Todo el mundo está en contra del
acoso sexual. ¿O no? Algunas de las reacciones recientes frente a la iniciativa
“Un baile libre de acoso”, del CECSO-FEUU, o a la campaña del Colectivo
Catalejo para desincentivar el acoso callejero, demuestran que la cosa es mucho
más complicada. La respuesta ha sido inusitada, feroz y abrumadoramente masculina.
Se podría decir que el problema
está en que no todos entendemos lo mismo por “acoso”; que algunos creen que es
distinto un piropo elegante a una guarangada; que existe un riesgo de
malentender y reprimir acercamientos “legítimos”. Sin embargo, el tono de la
reacción no busca despejar estos malentendidos, menos aún obtener una comprensión empática
de la experiencia cotidiana de las mujeres. Las denuncias se minimizan; la
indignación se juzga histérica; las propuestas se ridiculizan. Se acusa al feminismo de tener “agendas ocultas”.
Esta actitud la despliegan, sobre
todo, hombres. A diferencia de lo que sucede con el aborto, no hay argumentos espirituales.
Muchos de estos hombres son liberales o de izquierda. Casi todos niegan ser
machistas. Algunos ni siquiera habrán dicho un piropo en su vida.
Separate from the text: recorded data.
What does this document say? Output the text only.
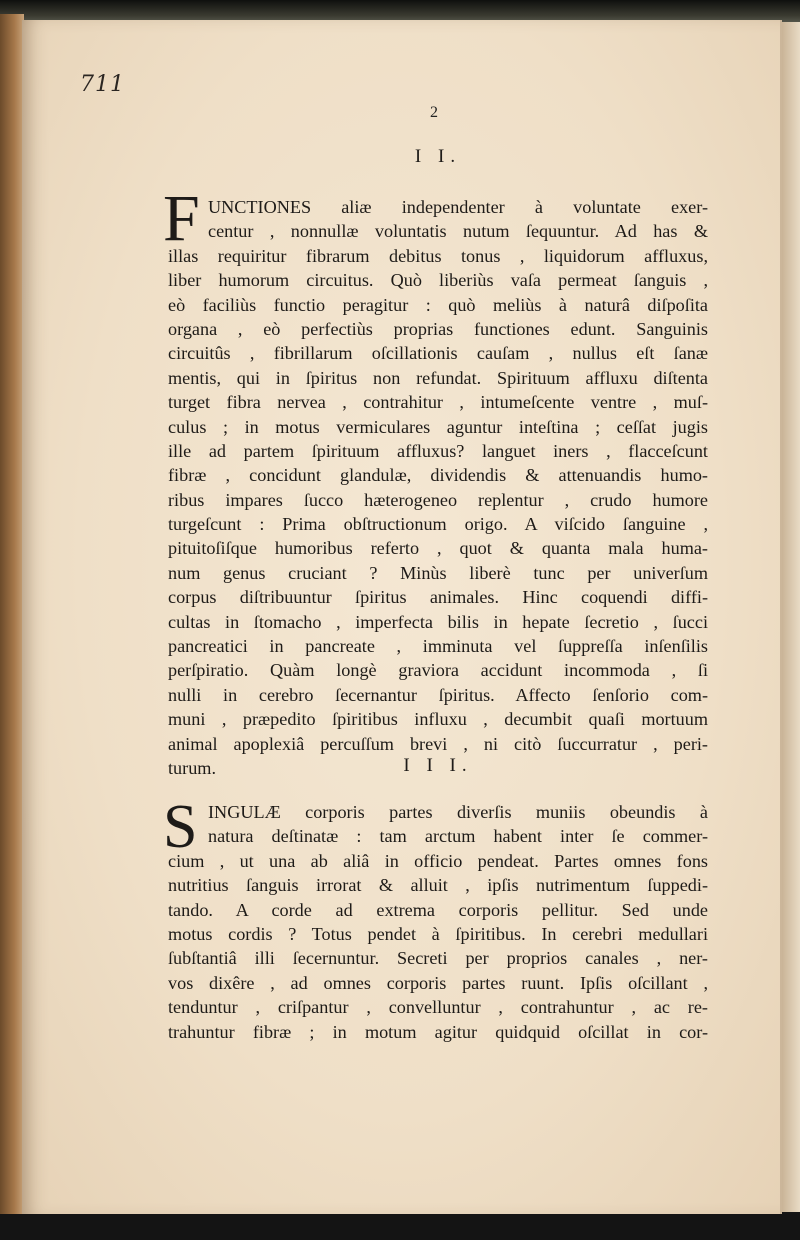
711
2
I I.
F UNCTIONES aliæ independenter à voluntate exer-
centur , nonnullæ voluntatis nutum ſequuntur. Ad has &
illas requiritur fibrarum debitus tonus , liquidorum affluxus,
liber humorum circuitus. Quò liberiùs vaſa permeat ſanguis ,
eò faciliùs functio peragitur : quò meliùs à naturâ diſpoſita
organa , eò perfectiùs proprias functiones edunt. Sanguinis
circuitûs , fibrillarum oſcillationis cauſam , nullus eſt ſanæ
mentis, qui in ſpiritus non refundat. Spirituum affluxu diſtenta
turget fibra nervea , contrahitur , intumeſcente ventre , muſ-
culus ; in motus vermiculares aguntur inteſtina ; ceſſat jugis
ille ad partem ſpirituum affluxus? languet iners , flacceſcunt
fibræ , concidunt glandulæ, dividendis & attenuandis humo-
ribus impares ſucco hæterogeneo replentur , crudo humore
turgeſcunt : Prima obſtructionum origo. A viſcido ſanguine ,
pituitoſiſque humoribus referto , quot & quanta mala huma-
num genus cruciant ? Minùs liberè tunc per univerſum
corpus diſtribuuntur ſpiritus animales. Hinc coquendi diffi-
cultas in ſtomacho , imperfecta bilis in hepate ſecretio , ſucci
pancreatici in pancreate , imminuta vel ſuppreſſa inſenſilis
perſpiratio. Quàm longè graviora accidunt incommoda , ſi
nulli in cerebro ſecernantur ſpiritus. Affecto ſenſorio com-
muni , præpedito ſpiritibus influxu , decumbit quaſi mortuum
animal apoplexiâ percuſſum brevi , ni citò ſuccurratur , peri-
turum.	I I I.
S INGULÆ corporis partes diverſis muniis obeundis à
natura deſtinatæ : tam arctum habent inter ſe commer-
cium , ut una ab aliâ in officio pendeat. Partes omnes fons
nutritius ſanguis irrorat & alluit , ipſis nutrimentum ſuppedi-
tando. A corde ad extrema corporis pellitur. Sed unde
motus cordis ? Totus pendet à ſpiritibus. In cerebri medullari
ſubſtantiâ illi ſecernuntur. Secreti per proprios canales , ner-
vos dixêre , ad omnes corporis partes ruunt. Ipſis oſcillant ,
tenduntur , criſpantur , convelluntur , contrahuntur , ac re-
trahuntur fibræ ; in motum agitur quidquid oſcillat in cor-
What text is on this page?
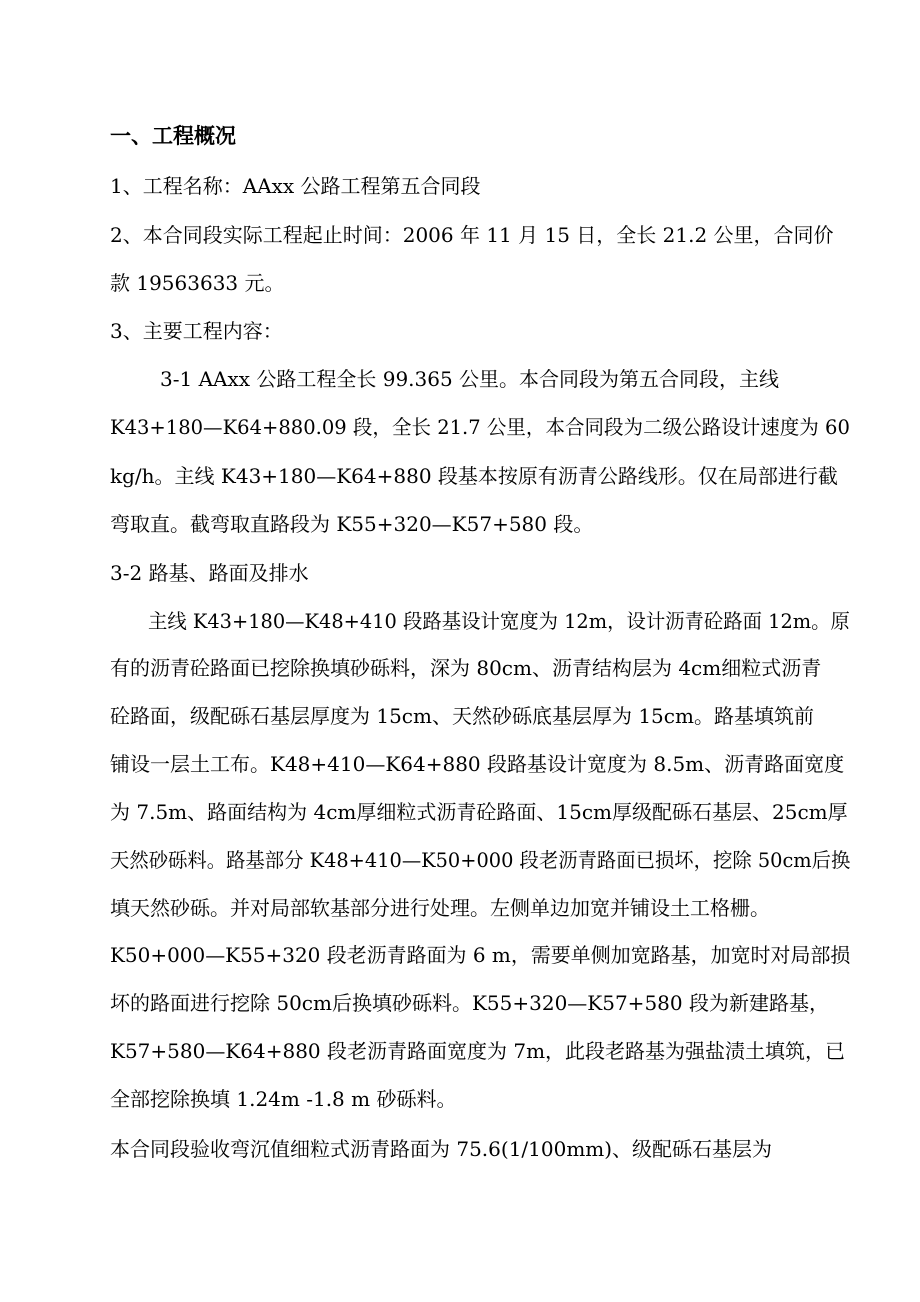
一、工程概况
1、工程名称：AAxx 公路工程第五合同段
2、本合同段实际工程起止时间：2006 年 11 月 15 日，全长 21.2 公里，合同价
款 19563633 元。
3、主要工程内容：
3-1 AAxx 公路工程全长 99.365 公里。本合同段为第五合同段，主线
K43+180—K64+880.09 段，全长 21.7 公里，本合同段为二级公路设计速度为 60
kg/h。主线 K43+180—K64+880 段基本按原有沥青公路线形。仅在局部进行截
弯取直。截弯取直路段为 K55+320—K57+580 段。
3-2 路基、路面及排水
主线 K43+180—K48+410 段路基设计宽度为 12m，设计沥青砼路面 12m。原
有的沥青砼路面已挖除换填砂砾料，深为 80cm、沥青结构层为 4cm细粒式沥青
砼路面，级配砾石基层厚度为 15cm、天然砂砾底基层厚为 15cm。路基填筑前
铺设一层土工布。K48+410—K64+880 段路基设计宽度为 8.5m、沥青路面宽度
为 7.5m、路面结构为 4cm厚细粒式沥青砼路面、15cm厚级配砾石基层、25cm厚
天然砂砾料。路基部分 K48+410—K50+000 段老沥青路面已损坏，挖除 50cm后换
填天然砂砾。并对局部软基部分进行处理。左侧单边加宽并铺设土工格栅。
K50+000—K55+320 段老沥青路面为 6 m，需要单侧加宽路基，加宽时对局部损
坏的路面进行挖除 50cm后换填砂砾料。K55+320—K57+580 段为新建路基，
K57+580—K64+880 段老沥青路面宽度为 7m，此段老路基为强盐渍土填筑，已
全部挖除换填 1.24m -1.8 m 砂砾料。
本合同段验收弯沉值细粒式沥青路面为 75.6(1/100mm)、级配砾石基层为
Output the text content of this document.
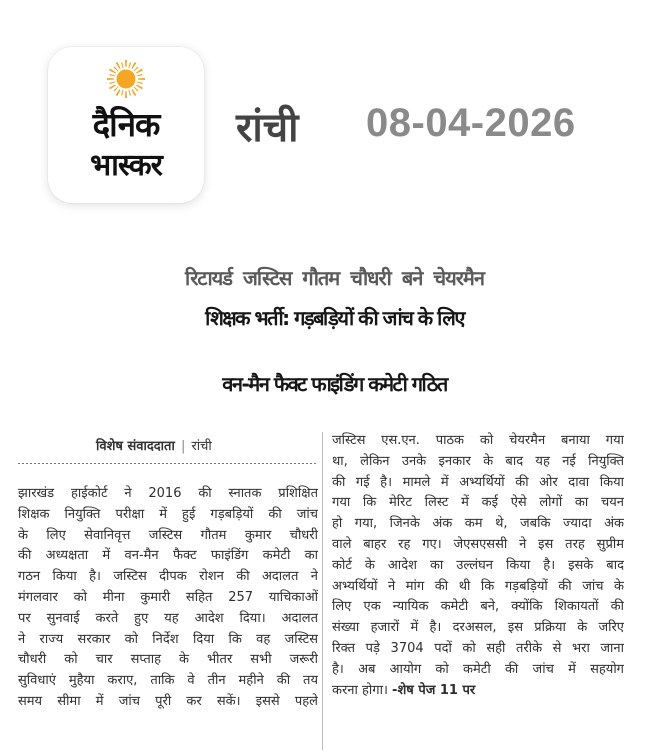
दैनिक
भास्कर
रांची 08-04-2026
रिटायर्ड जस्टिस गौतम चौधरी बने चेयरमैन
शिक्षक भर्ती: गड़बड़ियों की जांच के लिए
वन-मैन फैक्ट फाइंडिंग कमेटी गठित
विशेष संवाददाता | रांची
झारखंड हाईकोर्ट ने 2016 की स्नातक प्रशिक्षित
शिक्षक नियुक्ति परीक्षा में हुई गड़बड़ियों की जांच
के लिए सेवानिवृत्त जस्टिस गौतम कुमार चौधरी
की अध्यक्षता में वन-मैन फैक्ट फाइंडिंग कमेटी का
गठन किया है। जस्टिस दीपक रोशन की अदालत ने
मंगलवार को मीना कुमारी सहित 257 याचिकाओं
पर सुनवाई करते हुए यह आदेश दिया। अदालत
ने राज्य सरकार को निर्देश दिया कि वह जस्टिस
चौधरी को चार सप्ताह के भीतर सभी जरूरी
सुविधाएं मुहैया कराए, ताकि वे तीन महीने की तय
समय सीमा में जांच पूरी कर सकें। इससे पहले
जस्टिस एस.एन. पाठक को चेयरमैन बनाया गया
था, लेकिन उनके इनकार के बाद यह नई नियुक्ति
की गई है। मामले में अभ्यर्थियों की ओर दावा किया
गया कि मेरिट लिस्ट में कई ऐसे लोगों का चयन
हो गया, जिनके अंक कम थे, जबकि ज्यादा अंक
वाले बाहर रह गए। जेएसएससी ने इस तरह सुप्रीम
कोर्ट के आदेश का उल्लंघन किया है। इसके बाद
अभ्यर्थियों ने मांग की थी कि गड़बड़ियों की जांच के
लिए एक न्यायिक कमेटी बने, क्योंकि शिकायतों की
संख्या हजारों में है। दरअसल, इस प्रक्रिया के जरिए
रिक्त पड़े 3704 पदों को सही तरीके से भरा जाना
है। अब आयोग को कमेटी की जांच में सहयोग
करना होगा। -शेष पेज 11 पर
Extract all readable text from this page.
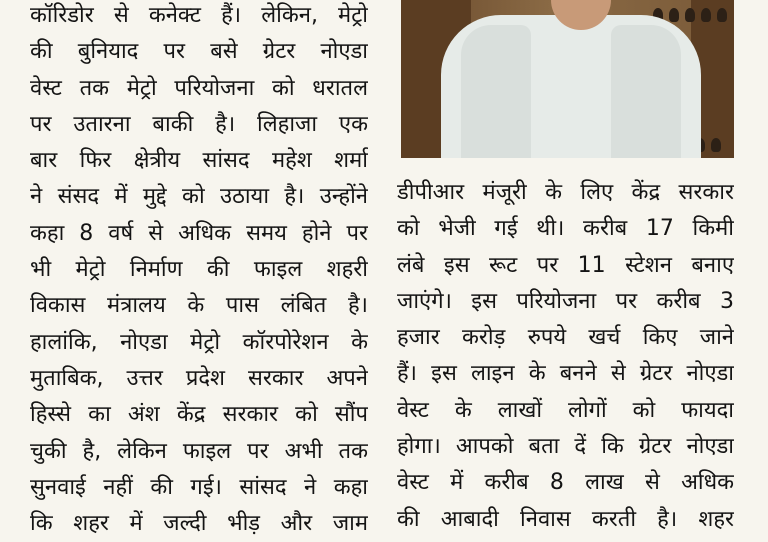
कॉरिडोर से कनेक्ट हैं। लेकिन, मेट्रो
की बुनियाद पर बसे ग्रेटर नोएडा
वेस्ट तक मेट्रो परियोजना को धरातल
पर उतारना बाकी है। लिहाजा एक
बार फिर क्षेत्रीय सांसद महेश शर्मा
ने संसद में मुद्दे को उठाया है। उन्होंने
कहा 8 वर्ष से अधिक समय होने पर
भी मेट्रो निर्माण की फाइल शहरी
विकास मंत्रालय के पास लंबित है।
हालांकि, नोएडा मेट्रो कॉरपोरेशन के
मुताबिक, उत्तर प्रदेश सरकार अपने
हिस्से का अंश केंद्र सरकार को सौंप
चुकी है, लेकिन फाइल पर अभी तक
सुनवाई नहीं की गई। सांसद ने कहा
कि शहर में जल्दी भीड़ और जाम
डीपीआर मंजूरी के लिए केंद्र सरकार
को भेजी गई थी। करीब 17 किमी
लंबे इस रूट पर 11 स्टेशन बनाए
जाएंगे। इस परियोजना पर करीब 3
हजार करोड़ रुपये खर्च किए जाने
हैं। इस लाइन के बनने से ग्रेटर नोएडा
वेस्ट के लाखों लोगों को फायदा
होगा। आपको बता दें कि ग्रेटर नोएडा
वेस्ट में करीब 8 लाख से अधिक
की आबादी निवास करती है। शहर
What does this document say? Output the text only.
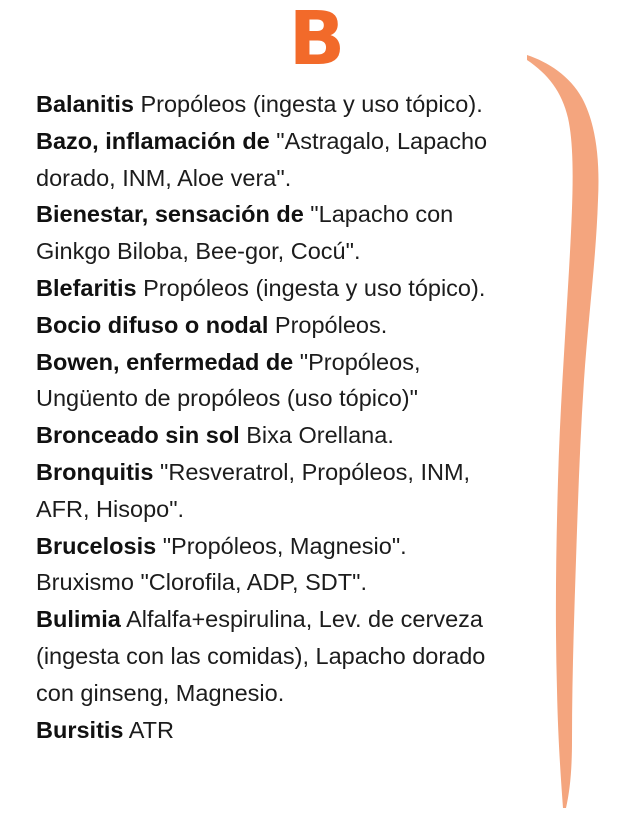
B

Balanitis Propóleos (ingesta y uso tópico).

Bazo, inflamación de "Astragalo, Lapacho dorado, INM, Aloe vera".

Bienestar, sensación de "Lapacho con Ginkgo Biloba, Bee-gor, Cocú".

Blefaritis Propóleos (ingesta y uso tópico).

Bocio difuso o nodal Propóleos.

Bowen, enfermedad de "Propóleos, Ungüento de propóleos (uso tópico)"

Bronceado sin sol Bixa Orellana.

Bronquitis "Resveratrol, Propóleos, INM, AFR, Hisopo".

Brucelosis "Propóleos, Magnesio".

Bruxismo "Clorofila, ADP, SDT".

Bulimia Alfalfa+espirulina, Lev. de cerveza (ingesta con las comidas), Lapacho dorado con ginseng, Magnesio.

Bursitis ATR
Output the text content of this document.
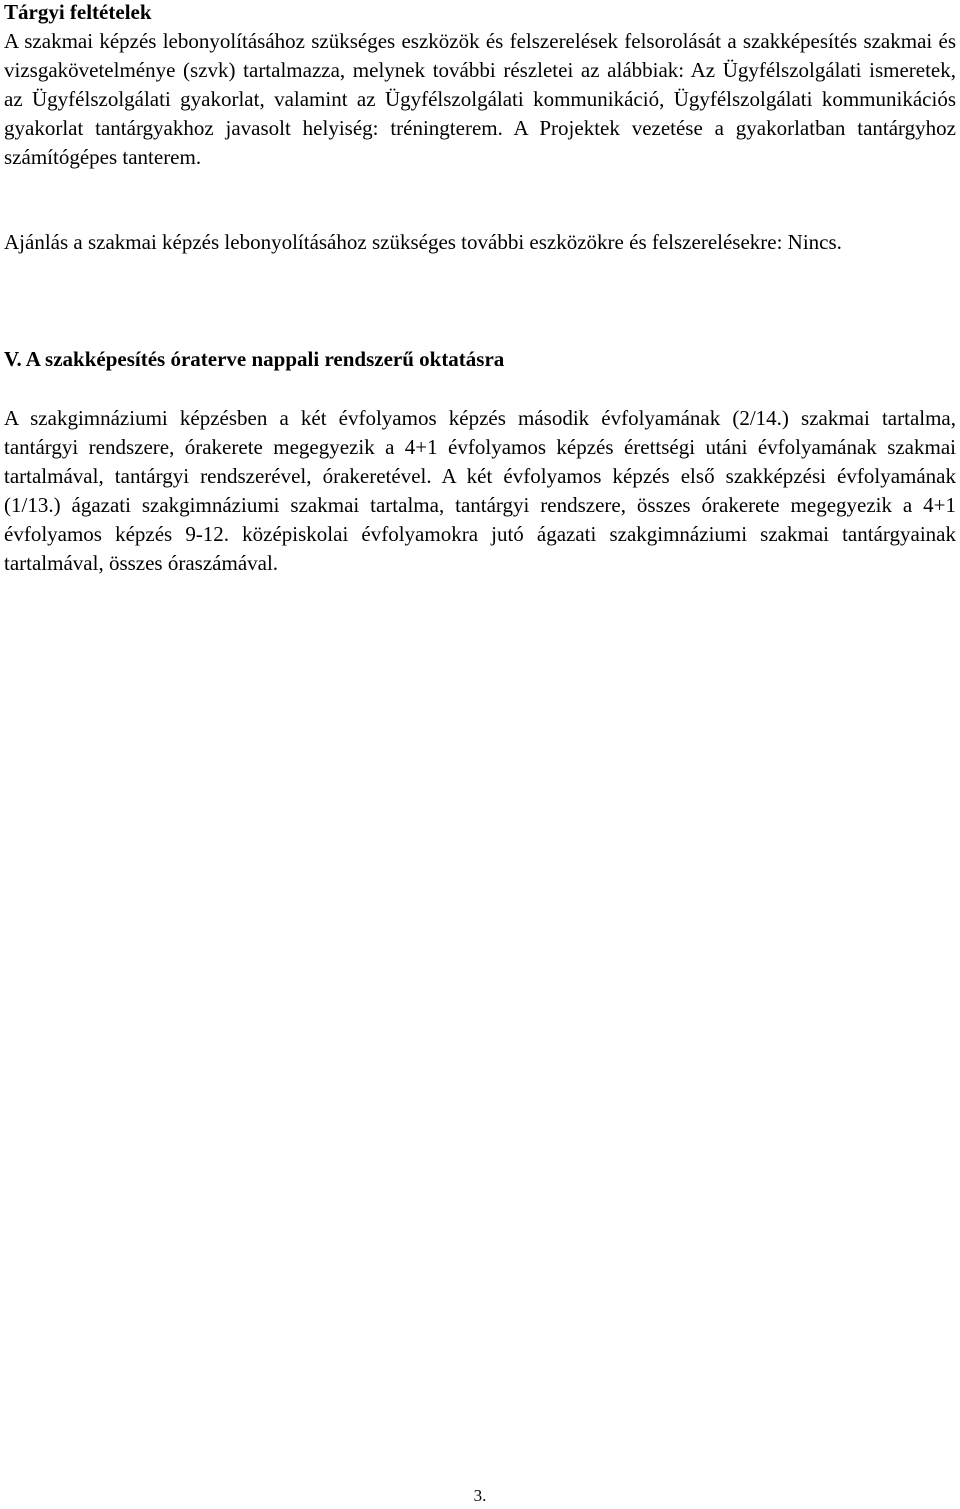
Tárgyi feltételek

A szakmai képzés lebonyolításához szükséges eszközök és felszerelések felsorolását a szakképesítés szakmai és vizsgakövetelménye (szvk) tartalmazza, melynek további részletei az alábbiak: Az Ügyfélszolgálati ismeretek, az Ügyfélszolgálati gyakorlat, valamint az Ügyfélszolgálati kommunikáció, Ügyfélszolgálati kommunikációs gyakorlat tantárgyakhoz javasolt helyiség: tréningterem. A Projektek vezetése a gyakorlatban tantárgyhoz számítógépes tanterem.

Ajánlás a szakmai képzés lebonyolításához szükséges további eszközökre és felszerelésekre: Nincs.

V. A szakképesítés óraterve nappali rendszerű oktatásra

A szakgimnáziumi képzésben a két évfolyamos képzés második évfolyamának (2/14.) szakmai tartalma, tantárgyi rendszere, órakerete megegyezik a 4+1 évfolyamos képzés érettségi utáni évfolyamának szakmai tartalmával, tantárgyi rendszerével, órakeretével. A két évfolyamos képzés első szakképzési évfolyamának (1/13.) ágazati szakgimnáziumi szakmai tartalma, tantárgyi rendszere, összes órakerete megegyezik a 4+1 évfolyamos képzés 9-12. középiskolai évfolyamokra jutó ágazati szakgimnáziumi szakmai tantárgyainak tartalmával, összes óraszámával.

3.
No hay
ideologías explícitas o grupos de interés que justifiquen la reacción: sólo el
hecho de ser hombres. Se actúa en defensa del gremio. Más que un malentendido,
entonces, estamos frente a un conflicto político y cultural en torno a formas
naturalizadas de poder y violencia que, del otro lado, se perciben como
libertades fundamentales para el ejercicio de una masculinidad “sana”. El hecho
de que estas libertades exijan un papel muy definido para la mujer no es tenido
en cuenta. No están en juego las libertades de todxs.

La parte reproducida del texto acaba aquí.